I connected this documentary to a personal experience of mine where I dealt with sexism and toxic masculinity as well. In early May, one of my close camp friends came to visit me from Maryland. We were riding the subway in New York to go uptown and when we got off the train it was just the both of us on the platform along with two men who looked to be about 20. I was checking my phone to look up directions and all of a sudden, I whipped my head up and noticed both men approaching me. They continued walking towards me until I was cornered against the wall of the subway platform leaving my friend to the side. They looked me up and down, saying something along the lines of “you look so good.” I was in shock and was less focused on what they said and more on how to leave safely with my friend. Suddenly, I pushed myself between the dirty subway wall and the one man. I did this while saying “thank you.” I rushed up the stairs with my friend to rethink what I had said. “Thank you.”
I attempted to laugh off what had happened in an attempt not to scare my friend. However, I was terrified. The fact that there had been no one else on the subway station there to help, the fact that they felt they could do that to me, the fact that I said “thank you” shakes me to my core. Again, like any other time of being sexually harassed publicly, my head raced with thoughts about what I was wearing. I had been wearing oversized, low-rise jeans and a cropped tank top.
I kept thinking: “Was I asking for it this time?”, “Were they trying to make me feel good about myself?,” “Were they trying to show their dominance?,” “Did they see how afraid I was?,” “Did it matter?,” “Is that what they wanted?”
Once again, I was left disgusted and sad that society allows boys and men to engage in these violent behaviors. Now looking back on this experience, I can clearly notice that what I had experienced is an example of toxic masculinity, sexism, and misogyny. Two grown men cornered me in an empty train station because their position in society allowed it. There would be no consequence to their actions. Why not? I don’t know if one or both of the men felt pressure to show their masculinity by approaching me. All I know is it scared me and now I carry pepper spray for whenever “thank you” doesn’t protect their egos and lets me escape safely.
As Audre Lorde writes in Sister Outsider, “For the master’s tools will never dismantle the master’s house.” This means we cannot use the tools and systems of oppression in order to rid our society of issues such as toxic masculinity. But how can we convince people in power to give it up? If everyone has power, how can anyone have power if everyone is equal?

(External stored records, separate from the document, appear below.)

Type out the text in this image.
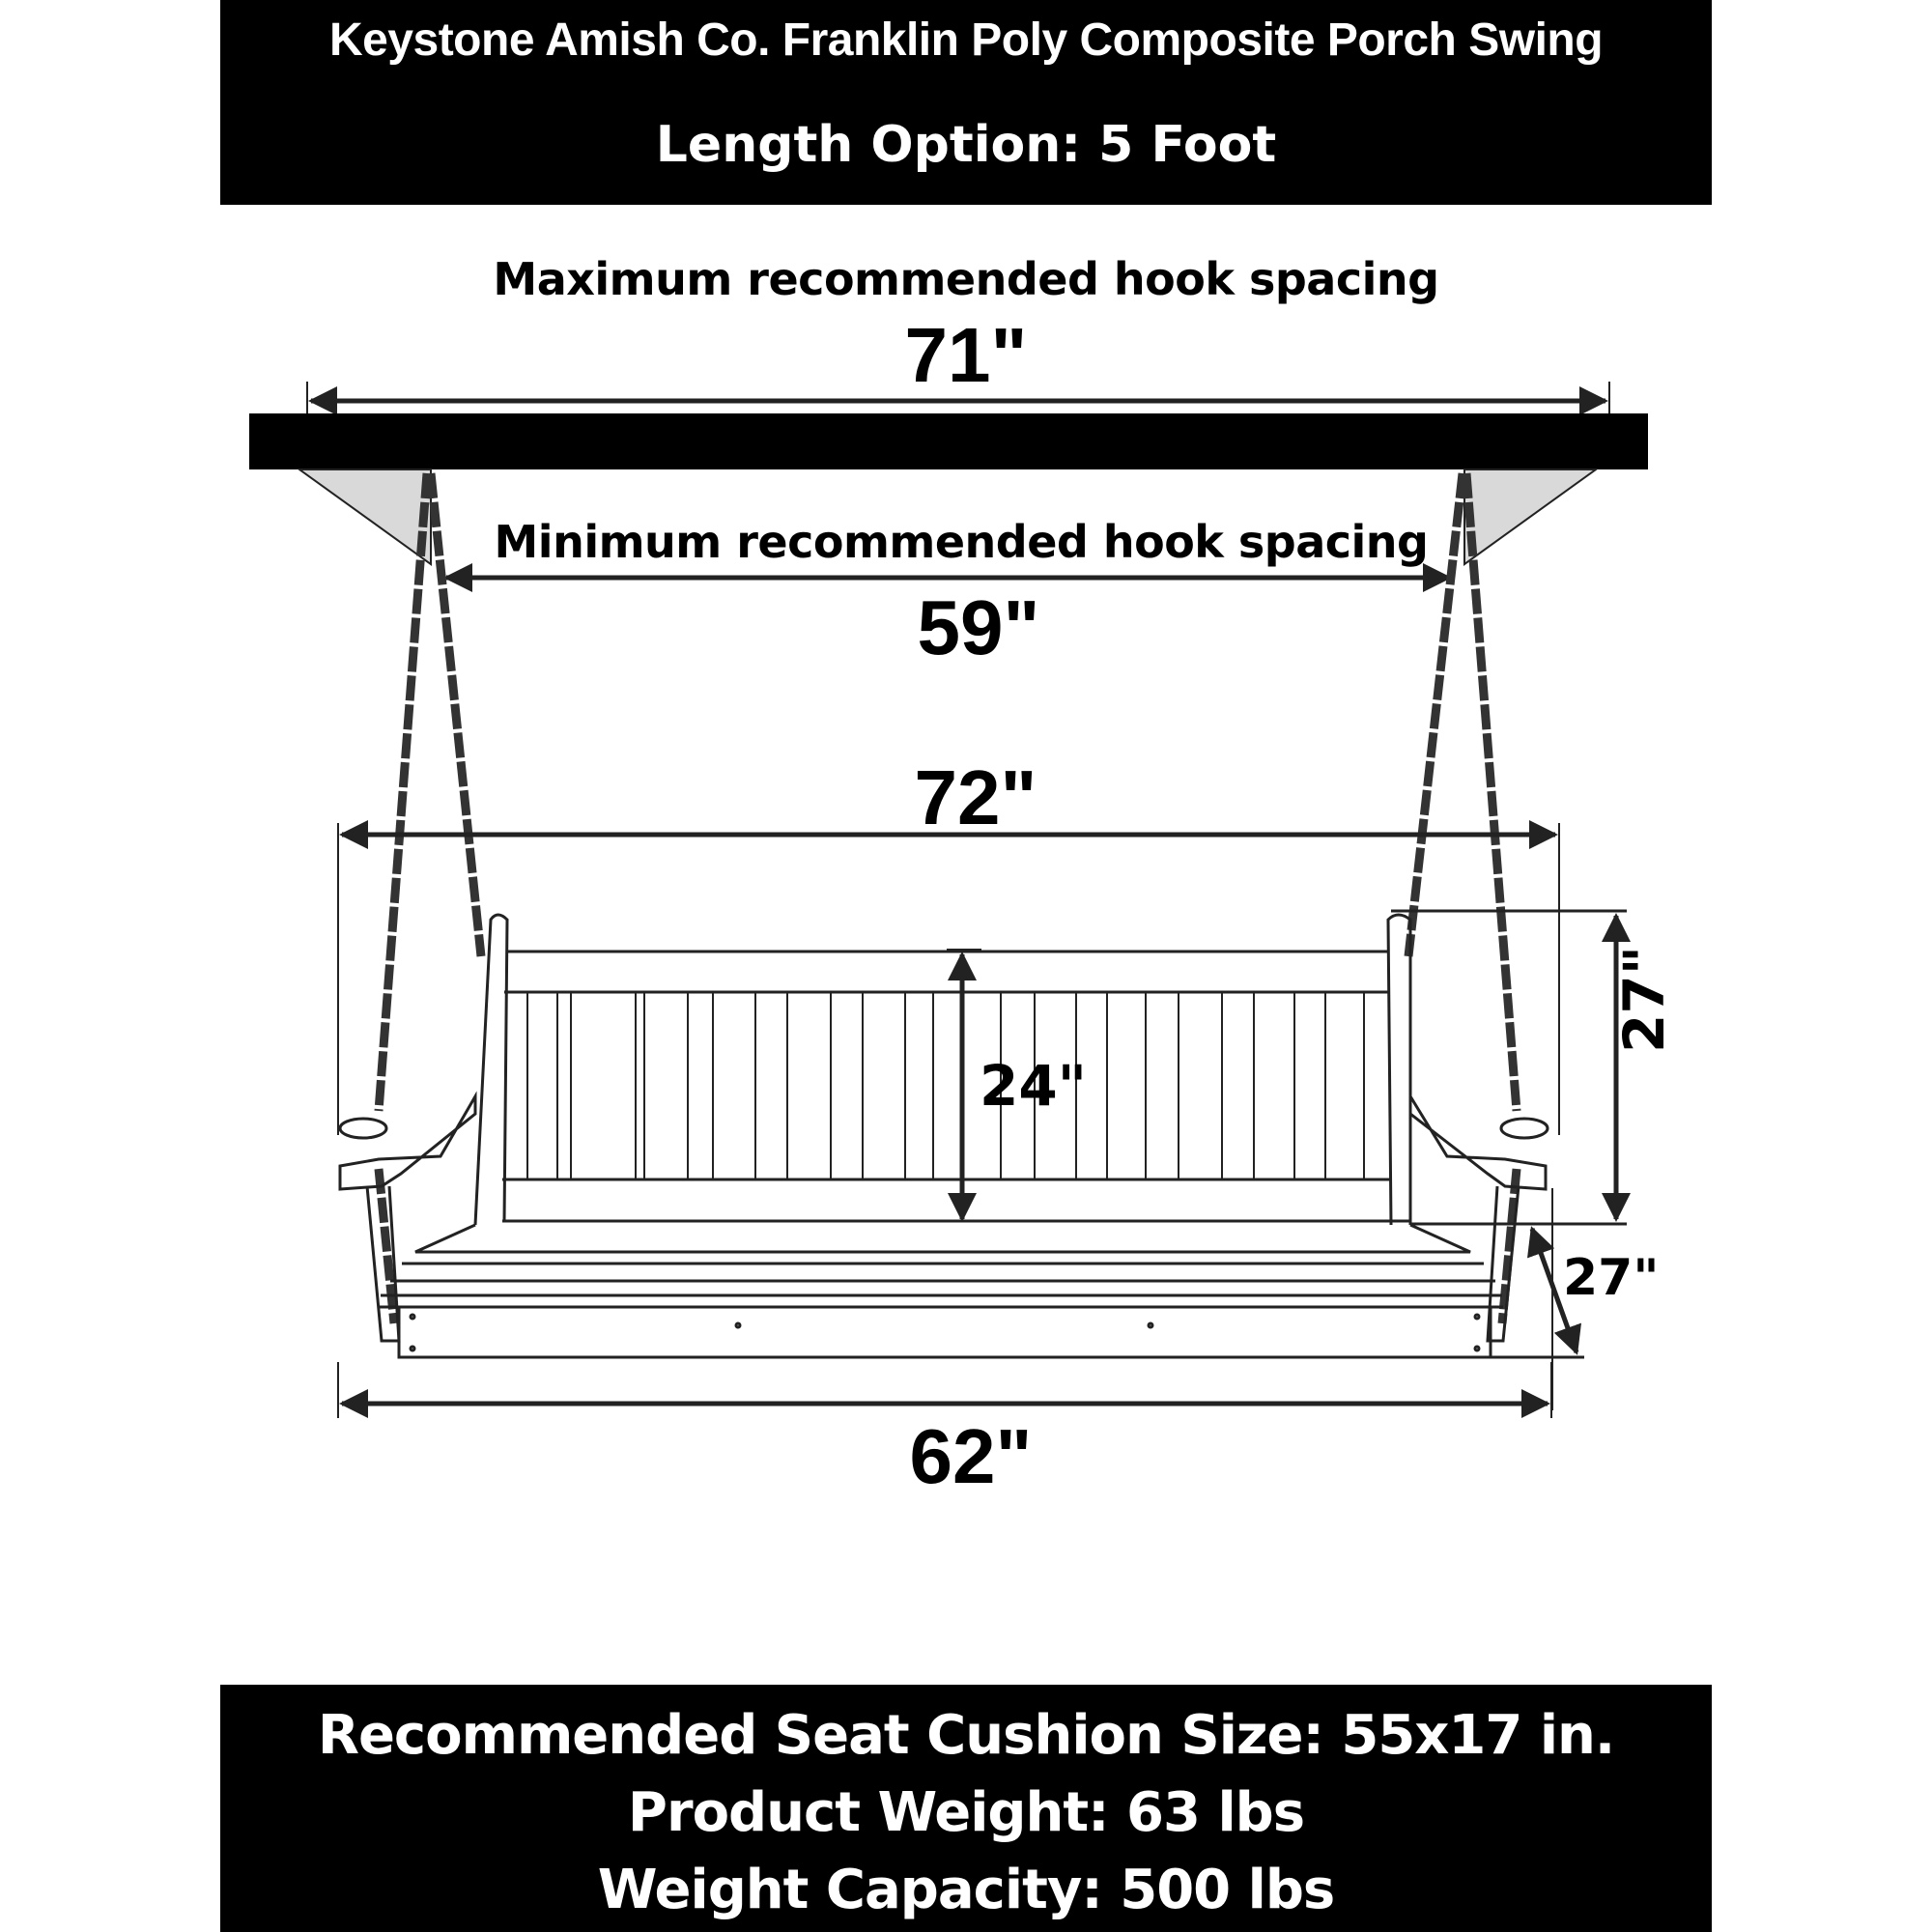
Keystone Amish Co. Franklin Poly Composite Porch Swing
Length Option: 5 Foot
Maximum recommended hook spacing
71"
Minimum recommended hook spacing
59"
72"
24"
27"
27"
62"
Recommended Seat Cushion Size: 55x17 in.
Product Weight: 63 lbs
Weight Capacity: 500 lbs
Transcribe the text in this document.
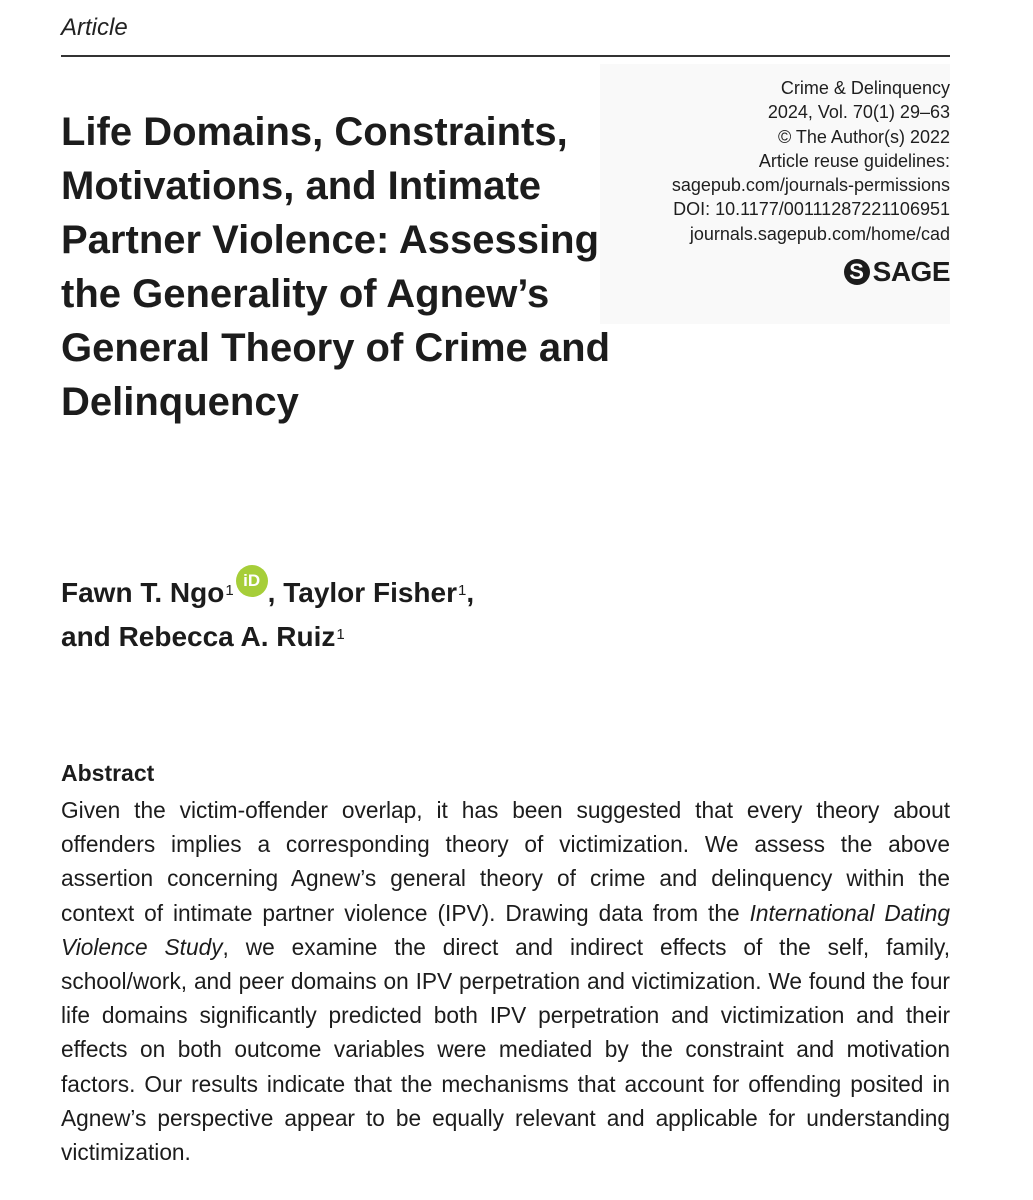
Article
Crime & Delinquency
2024, Vol. 70(1) 29–63
© The Author(s) 2022
Article reuse guidelines:
sagepub.com/journals-permissions
DOI: 10.1177/00111287221106951
journals.sagepub.com/home/cad
S SAGE
Life Domains, Constraints, Motivations, and Intimate Partner Violence: Assessing the Generality of Agnew’s General Theory of Crime and Delinquency
Fawn T. Ngo$^1$iD , Taylor Fisher$^1$,
and Rebecca A. Ruiz$^1$
Abstract

Given the victim-offender overlap, it has been suggested that every theory about offenders implies a corresponding theory of victimization. We assess the above assertion concerning Agnew’s general theory of crime and delinquency within the context of intimate partner violence (IPV). Drawing data from the International Dating Violence Study, we examine the direct and indirect effects of the self, family, school/work, and peer domains on IPV perpetration and victimization. We found the four life domains significantly predicted both IPV perpetration and victimization and their effects on both outcome variables were mediated by the constraint and motivation factors. Our results indicate that the mechanisms that account for offending posited in Agnew’s perspective appear to be equally relevant and applicable for understanding victimization.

The whole point that Lorde is making is that there is no need for a social hierarchy. In order to abolish all of these systems of oppression, we need to use tools like schools and homes in order to educate future generations about justice. Every idea about oppression is taught to people at a young age so they grow up to have hierarchical views. If we were to break this cycle by having people do inner work on racism and sexism, like teaching feminism in schools for example, then new generations would live in a world without a social hierarchy.
The master’s tools have been complicit in enforcing ideas that sexual violence is ok. We, individually, need to do our work by educating people that systems of oppression like sexual violence are not ok and that the social hierarchy and the toxic masculinity that goes with it need to be abolished.